Cuando uno quería hacer una película en los años 40s y 50s y no caer en la vulgaridad, solo tenía que llamar a Manuel Berenguer para que se encargase de la fotografía, en ‘Nada’, Edgar Neville al que le gustaba lo exquisito, recurre a Berenguer para que le hiciese de Gregg Toland en Ciudadano Kane. Resultado: una belleza perfecta donde las sombras, lo sordido, las escaleras y los techos nos recuerdan al gran Orson Welles.

Andrea, tras quedarse huérfana, se traslada a casa de unos parientes en Barcelona para cursar unos estudios y con la esperanza de hallar una nueva vida. Sin embargo, todo aquello que esperaba encontrar se queda finalmente en un catálogo de frustraciones, desengaños y desilusiones, que la hacen irse de la ciudad tal y como había llegado: con nada.
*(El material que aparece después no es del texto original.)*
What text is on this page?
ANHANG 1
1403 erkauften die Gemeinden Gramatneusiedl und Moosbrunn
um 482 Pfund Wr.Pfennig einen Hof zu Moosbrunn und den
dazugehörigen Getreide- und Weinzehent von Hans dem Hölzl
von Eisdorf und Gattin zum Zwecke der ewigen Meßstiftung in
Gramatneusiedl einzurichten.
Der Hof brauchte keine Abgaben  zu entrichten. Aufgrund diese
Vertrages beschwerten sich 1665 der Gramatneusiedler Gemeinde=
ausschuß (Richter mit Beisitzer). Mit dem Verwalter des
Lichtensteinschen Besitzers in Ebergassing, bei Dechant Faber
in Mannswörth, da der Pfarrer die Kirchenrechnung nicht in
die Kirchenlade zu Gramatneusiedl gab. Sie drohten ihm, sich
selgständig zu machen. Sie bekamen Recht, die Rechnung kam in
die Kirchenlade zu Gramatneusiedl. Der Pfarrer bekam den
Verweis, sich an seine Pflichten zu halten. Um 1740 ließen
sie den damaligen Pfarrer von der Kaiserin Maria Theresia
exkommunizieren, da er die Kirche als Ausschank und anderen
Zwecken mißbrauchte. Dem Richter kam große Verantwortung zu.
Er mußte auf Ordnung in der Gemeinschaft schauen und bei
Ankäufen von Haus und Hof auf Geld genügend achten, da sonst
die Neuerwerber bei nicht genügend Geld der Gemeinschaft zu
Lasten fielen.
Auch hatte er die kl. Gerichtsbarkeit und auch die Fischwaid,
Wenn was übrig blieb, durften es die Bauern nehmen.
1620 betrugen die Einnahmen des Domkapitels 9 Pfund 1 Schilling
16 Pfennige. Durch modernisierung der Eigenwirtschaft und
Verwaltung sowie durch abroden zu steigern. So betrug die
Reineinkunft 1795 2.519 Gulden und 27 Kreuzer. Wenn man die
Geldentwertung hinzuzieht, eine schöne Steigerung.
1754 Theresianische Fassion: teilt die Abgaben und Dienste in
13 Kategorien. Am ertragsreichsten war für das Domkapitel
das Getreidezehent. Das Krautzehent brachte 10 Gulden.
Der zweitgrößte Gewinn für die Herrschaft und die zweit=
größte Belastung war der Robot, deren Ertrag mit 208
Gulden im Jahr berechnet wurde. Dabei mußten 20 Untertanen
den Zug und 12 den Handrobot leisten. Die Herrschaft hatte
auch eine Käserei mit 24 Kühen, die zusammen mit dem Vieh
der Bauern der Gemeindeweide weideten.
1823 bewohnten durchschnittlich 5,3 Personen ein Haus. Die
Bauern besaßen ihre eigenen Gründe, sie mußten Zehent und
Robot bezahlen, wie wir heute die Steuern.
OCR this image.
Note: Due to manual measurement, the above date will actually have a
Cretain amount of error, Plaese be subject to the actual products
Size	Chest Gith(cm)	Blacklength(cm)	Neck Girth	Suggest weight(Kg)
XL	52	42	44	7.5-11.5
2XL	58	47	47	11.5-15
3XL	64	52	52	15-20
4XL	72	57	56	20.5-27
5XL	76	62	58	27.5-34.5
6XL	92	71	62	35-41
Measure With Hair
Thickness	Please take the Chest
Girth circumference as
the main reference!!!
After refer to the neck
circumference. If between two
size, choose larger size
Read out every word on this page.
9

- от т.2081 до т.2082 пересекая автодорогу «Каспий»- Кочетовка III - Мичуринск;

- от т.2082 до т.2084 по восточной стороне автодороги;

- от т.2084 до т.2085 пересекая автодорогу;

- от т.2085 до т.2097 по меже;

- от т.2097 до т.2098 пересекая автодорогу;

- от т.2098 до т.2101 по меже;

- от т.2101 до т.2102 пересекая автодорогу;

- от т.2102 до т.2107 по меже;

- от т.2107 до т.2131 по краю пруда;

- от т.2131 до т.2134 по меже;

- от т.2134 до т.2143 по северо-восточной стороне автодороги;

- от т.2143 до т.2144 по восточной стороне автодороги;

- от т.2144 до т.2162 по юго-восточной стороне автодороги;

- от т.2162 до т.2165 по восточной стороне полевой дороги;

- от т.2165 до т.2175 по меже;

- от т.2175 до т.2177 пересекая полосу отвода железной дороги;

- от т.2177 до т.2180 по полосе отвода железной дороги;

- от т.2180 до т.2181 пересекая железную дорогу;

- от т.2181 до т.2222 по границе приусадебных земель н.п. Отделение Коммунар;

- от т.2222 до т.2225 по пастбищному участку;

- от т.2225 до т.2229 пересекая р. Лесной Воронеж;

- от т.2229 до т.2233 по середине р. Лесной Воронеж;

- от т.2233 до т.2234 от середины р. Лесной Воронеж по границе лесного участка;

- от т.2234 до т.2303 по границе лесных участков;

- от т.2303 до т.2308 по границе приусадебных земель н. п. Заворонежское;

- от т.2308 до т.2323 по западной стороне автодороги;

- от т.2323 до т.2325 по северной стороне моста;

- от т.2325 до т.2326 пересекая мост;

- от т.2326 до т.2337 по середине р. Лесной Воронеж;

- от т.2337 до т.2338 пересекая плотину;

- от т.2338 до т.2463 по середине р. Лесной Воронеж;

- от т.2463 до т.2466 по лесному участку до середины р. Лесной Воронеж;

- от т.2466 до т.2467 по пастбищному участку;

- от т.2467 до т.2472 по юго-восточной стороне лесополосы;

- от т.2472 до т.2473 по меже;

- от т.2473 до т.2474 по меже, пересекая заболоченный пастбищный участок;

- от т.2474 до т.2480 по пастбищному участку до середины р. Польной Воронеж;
Se trata para quien esto suscribe de una genial película, pero debo añadir además que es un film interesantísimo, pues “Nada” supone un cambio absoluto de género en la obra de su autor (de la comedia pintoresca de intriga al drama intimista/familiar) a la vez que no es el propio Neville quien crea una historia original sino que se trata de una adaptación de la novela de Carmen Laforet. Estos dos aspectos la hacen en sí misma interesante pero además la película está bien realizada a todos los niveles, incluso mejor realizada que otras obras originales del propio Neville y cuenta como hemos dicho con una poderosa fotografía del genio Manuel Berenguer.
Lo que Neville busca y logra suficientemente con “Nada” es plasmar la sociedad de postguerra en Barcelona con la falsa moral como bandera de sus actos (la familia de Andrea es un dechado simbólico y abrumador de todo ello; ahí es dónde ahora radica el pintoresquismo, en esta familia flagelante, amoral y retorcida para la humilde e incauta Andrea).

Alejada formalmente del cine habitual de Neville, totalmente atípica a su estilo luminoso y alegre, donde abunda los planos en contrapicado, la cámara enfocando a los personajes desde abajo, dejando ver los techos bajos, lo que hace que el ambiente sea más agobiante y claustrofóbico sobre los personajes, estéticamente casi una obra barroca, gracias al operador Berenguer, muy influido por Gregg Toland y el cine de Orson Welles. Neville quería reproducir con las imágenes el ambiente hosco y duro que reflejaba la novela, el cineasta quería alejarse de las historias de amor romántico y las películas históricas de cartón piedra que estaban en auge en la España de los 40. Una película algo desigual, precipitada en su narración, pero no carente de interés.